Zuma has appealed for calm after Terre'Blanche's extremist Afrikaner Weerstandsbeweging (AWB) vowed to avenge his brutal killing on Saturday night.
The 69-year-old white supremacist leader was hacked to death by black workers on his farm in the north-western town of Ventersdorp, after a wage dispute.
"I condem this cowardly act, the murder of Mr Terre'Blanche is not acceptable in our society, we all should unite against crime," said Zuma.
AWB secretary-general Andre Visagie told AFP that the group would meet on May 1 to plan the way forward but urged its members to remain calm and not to take immediate action.
"We will decide upon our actions to avenge Mr Terre'Blanche's death. We will take action and the specific action ... will be decided upon at our conference on the first of May," said Visagie.
Zuma has faced growing pressure to condemn his ruling party's fiery youth leader for singing a slogan to "kill the boer", Afrikaans for farmer, which is being blamed for motivating the murder.
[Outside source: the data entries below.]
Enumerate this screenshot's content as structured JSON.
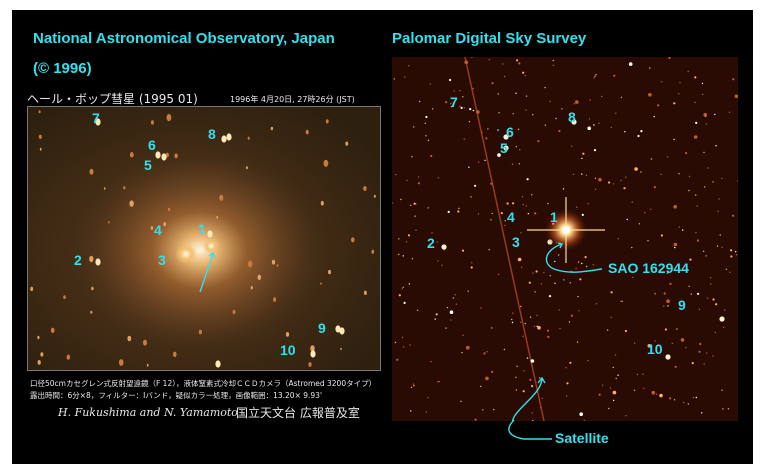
{
  "left_panel": {
    "credit_line1": "National Astronomical Observatory, Japan",
    "credit_line2": "(© 1996)",
    "title_jp": "ヘール・ボップ彗星 (1995 01)",
    "title_date": "1996年 4月20日, 27時26分 (JST)",
    "star_labels": [
      "1",
      "2",
      "3",
      "4",
      "5",
      "6",
      "7",
      "8",
      "9",
      "10"
    ],
    "caption_line1": "口径50cmカセグレン式反射望遠鏡（F 12），液体窒素式冷却ＣＣＤカメラ（Astromed 3200タイプ）",
    "caption_line2": "露出時間：6分×8，フィルター：Iバンド，疑似カラー処理，画像範囲：13.20× 9.93'",
    "authors": "H. Fukushima  and  N. Yamamoto",
    "institution": "国立天文台  広報普及室"
  },
  "right_panel": {
    "title": "Palomar Digital Sky Survey",
    "star_labels": [
      "1",
      "2",
      "3",
      "4",
      "5",
      "6",
      "7",
      "8",
      "9",
      "10"
    ],
    "sao_label": "SAO 162944",
    "satellite_label": "Satellite"
  },
  "colors": {
    "label_cyan": "#33e0ee",
    "frame_background": "#000000",
    "left_sky": "#3a2814",
    "right_sky": "#2a0b04"
  }
}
Two men, one a teenager, who were workers on the farm have been arrested for the murder.
They claimed that a fight with the feared leader ensued after he refused to pay them their monthly wages of 300 rand (41 dollars, 30 euros), local media reported.
"This is a sensitive matter," said police minister Nathi Mthethwa, who visited Terre'Blanche's family and the murder scene on Sunday.
"Let us not fan the flames, let us not romanticise violence, let us allow the police to do their work. There are emotions involved here, inflammatory statements will not help the case," he added.
Police barred access to Terre'Blanche's farm on Sunday morning as journalists began to descend on the small town and the right-wing leader's supporters arrived to mourn his death.
According to the Sunday Times newspaper, the two workers notified the police after the incident and waited for them to arrive.
"They also alleged that Terre'Blanche was a bad boss who used to physically and verbally abuse them. They claim that he pushed them too far," a police source told the newspaper.
His bloodied body was found in his bed with facial and head injuries, a machete still embedded in his flesh and a knob-headed stick nearby.
Terre'Blanche's supporters, who wear khaki uniforms and the organisation's swastika-like symbol, violently opposed South Africa's all-race democracy and campaigned for a self-governing white state.
Their campaign included bomb attacks ahead of the 1994 polls, which ended the white minority apartheid state.
Violence on farms, which remain overwhelmingly in white hands 16 years after apartheid ended, is high in South Africa with 1,248 farmers and farm workers killed between 1997 and 2007.
The black conscious movement, the Azanian Peoples Organisation (Azapo) said Terre'Blanche died in the same manner in which he killed black defenceless farm workers in Ventersdorp.
"Azapo never rejoiced on the murder of any person, black or white, rich or poor. But the murder of Eugene Terre'Blanche left us with a combination of sadness, awe, confusion and a tinge of suppressed excitement," spokesman Funani ka Ntontela told Sapa news agency.
"We are sad that Mr Terre'Blache died in the manner in which he died, murdered in cold blood. Sadly, this is how he killed black defenceless farm workers in Ventersdorp," said Ntontela.